UNITED STATES
SECURITIES AND EXCHANGE COMMISSION

Washington, D.C. 20549


FORM 8-K

CURRENT REPORT
Pursuant to Section 13 or 15(d) of the Securities Exchange Act of 1934

Date of Report (Date of earliest event reported): November 15, 2013

USG Corporation

(Exact name of registrant as specified in its charter)

Delaware

 

1-8864

 

36-3329400

(State or other jurisdiction of

incorporation)

(Commission File Number)

(IRS Employer Identification No.)

 

550 West Adams Street, Chicago, Illinois

 

60661-3676

(Address of principal executive offices)

(Zip Code)

Registrant’s telephone number, including area code: (312) 436-4000
 

 

(former name and address, if changed since last report)

Check  the appropriate box below if the Form 8-K filing is intended to simultaneously satisfy the filing obligation of the registrant under any of the following provisions:

Written communications pursuant to Rule 425 under the Securities Act (17 CFR 230.425)

Soliciting material pursuant to Rule 14a-12 under the Exchange Act (17 CFR 240.14a-12)

Pre-commencement communications pursuant to Rule 14d-2(b) under the Exchange Act (17 CFR 240.14d-2(b))

Pre-commencement communications pursuant to Rule 13e-4(c) under the Exchange Act (17 CFR 240.13e-4(c))




Section 7 – Regulation FD

Item 7.01       Regulation FD Disclosure.

On November 15, 2013, USG Corporation (the “Corporation”) issued a press release announcing that it has issued a notice of redemption to redeem on December 16, 2013 $325 million in aggregate principal amount of the Corporation’s outstanding $400 million in aggregate principal amount of 10% contingent convertible senior notes due 2018.  A copy of the press release is furnished as Exhibit 99.1 hereto.

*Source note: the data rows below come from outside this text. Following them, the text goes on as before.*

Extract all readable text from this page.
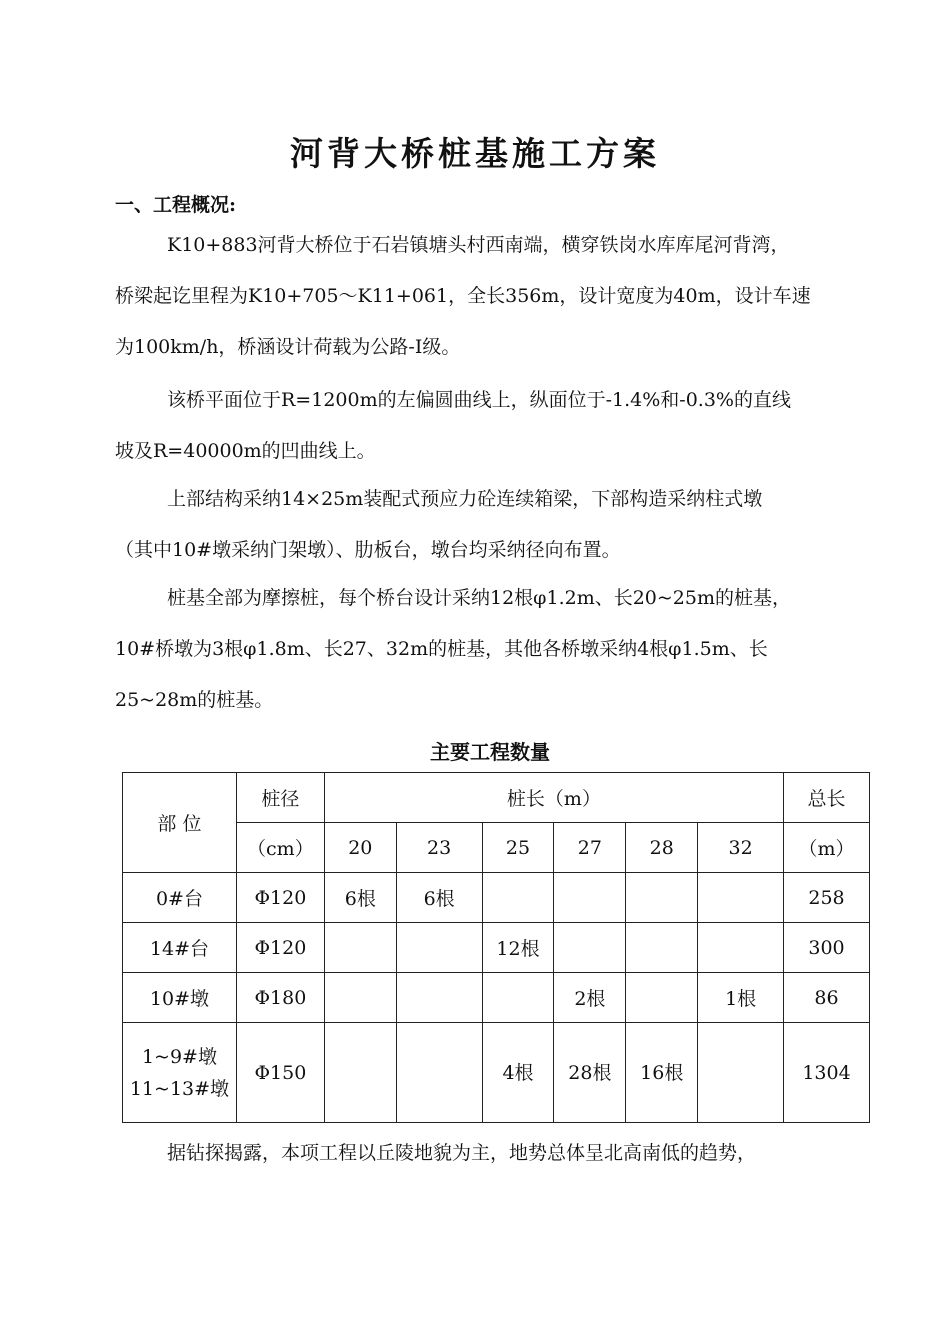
河背大桥桩基施工方案
一、工程概况:
K10+883河背大桥位于石岩镇塘头村西南端，横穿铁岗水库库尾河背湾，
桥梁起讫里程为K10+705～K11+061，全长356m，设计宽度为40m，设计车速
为100km/h，桥涵设计荷载为公路-Ⅰ级。
该桥平面位于R=1200m的左偏圆曲线上，纵面位于-1.4%和-0.3%的直线
坡及R=40000m的凹曲线上。
上部结构采纳14×25m装配式预应力砼连续箱梁，下部构造采纳柱式墩
（其中10#墩采纳门架墩）、肋板台，墩台均采纳径向布置。
桩基全部为摩擦桩，每个桥台设计采纳12根φ1.2m、长20~25m的桩基，
10#桥墩为3根φ1.8m、长27、32m的桩基，其他各桥墩采纳4根φ1.5m、长
25~28m的桩基。
主要工程数量
部 位	桩径	桩长（m）						总长
	（cm）	20	23	25	27	28	32	（m）
0#台	Φ120	6根	6根					258
14#台	Φ120			12根				300
10#墩	Φ180				2根		1根	86

1~9#墩
11~13#墩	Φ150			4根	28根	16根		1304
据钻探揭露，本项工程以丘陵地貌为主，地势总体呈北高南低的趋势，
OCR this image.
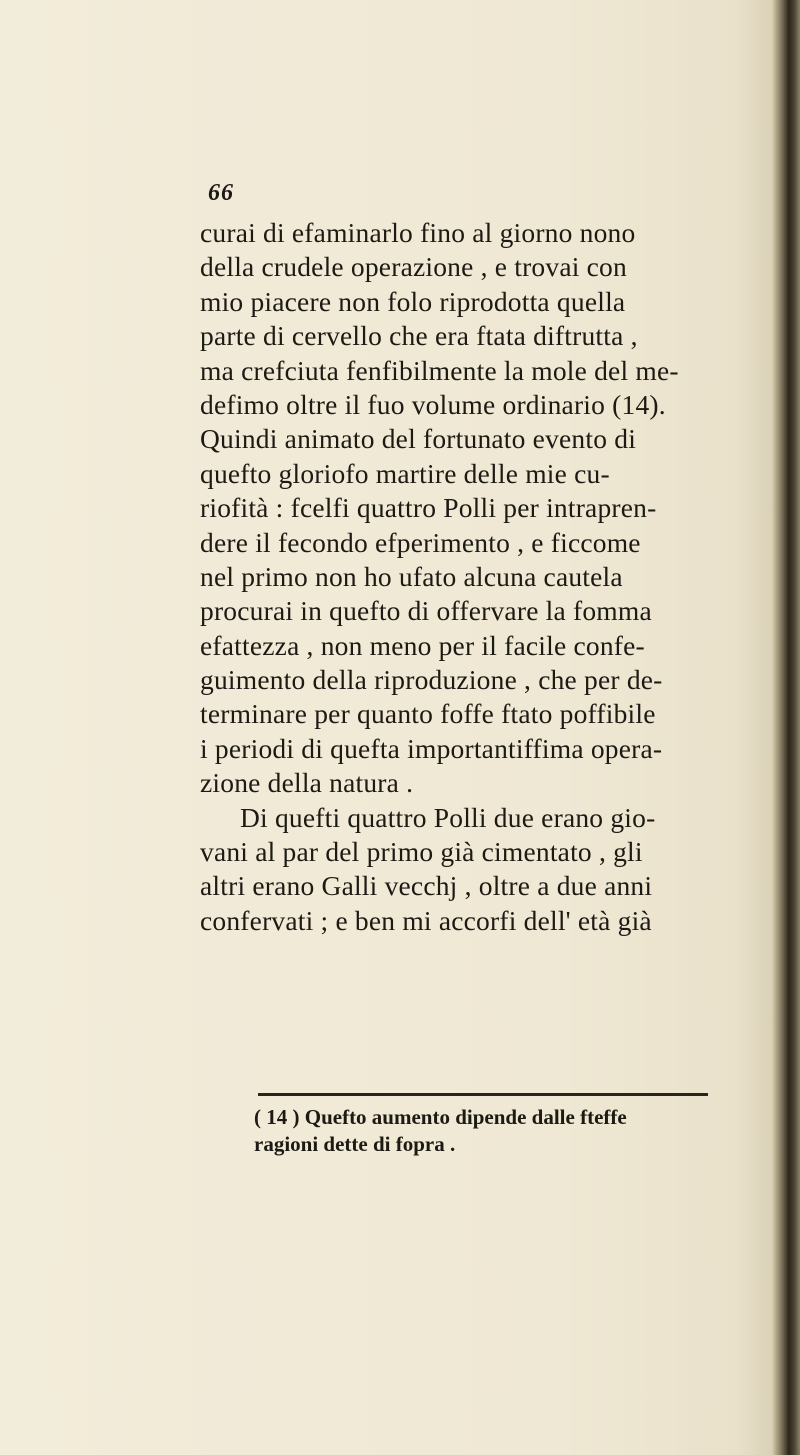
66
curai di efaminarlo fino al giorno nono
della crudele operazione , e trovai con
mio piacere non folo riprodotta quella
parte di cervello che era ftata diftrutta ,
ma crefciuta fenfibilmente la mole del me-
defimo oltre il fuo volume ordinario (14).
Quindi animato del fortunato evento di
quefto gloriofo martire delle mie cu-
riofità : fcelfi quattro Polli per intrapren-
dere il fecondo efperimento , e ficcome
nel primo non ho ufato alcuna cautela
procurai in quefto di offervare la fomma
efattezza , non meno per il facile confe-
guimento della riproduzione , che per de-
terminare per quanto foffe ftato poffibile
i periodi di quefta importantiffima opera-
zione della natura .
Di quefti quattro Polli due erano gio-
vani al par del primo già cimentato , gli
altri erano Galli vecchj , oltre a due anni
confervati ; e ben mi accorfi dell' età già
( 14 ) Quefto aumento dipende dalle fteffe
ragioni dette di fopra .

The information contained in this report, including the Exhibit hereto, shall not be deemed to be filed for purposes of the Securities Exchange Act of 1934 and it shall not be deemed to be incorporated by reference in any filing under the Securities Act of 1933 except as expressly set forth by specific reference in such filing.

Section 9 – Financial Statements and Exhibits

Item 9.01       Financial Statements and Exhibits.

(d) Exhibits

99.1 – USG Corporation press release, dated November 15, 2013.


SIGNATURE

Pursuant to the requirements of the Securities Exchange Act of 1934, the registrant has duly caused this report to be signed on its behalf by the undersigned hereunto duly authorized.

USG CORPORATION

Registrant

 
 

 

 

By:

/s/ Matthew F. Hilzinger

Name: Matthew F. Hilzinger

Title: Executive Vice President and

Chief Financial Officer

 

Date:

November 15, 2013


EXHIBIT INDEX


Exhibit
Number

 

Description

 
99.1

USG Corporation press release, dated November 15, 2013.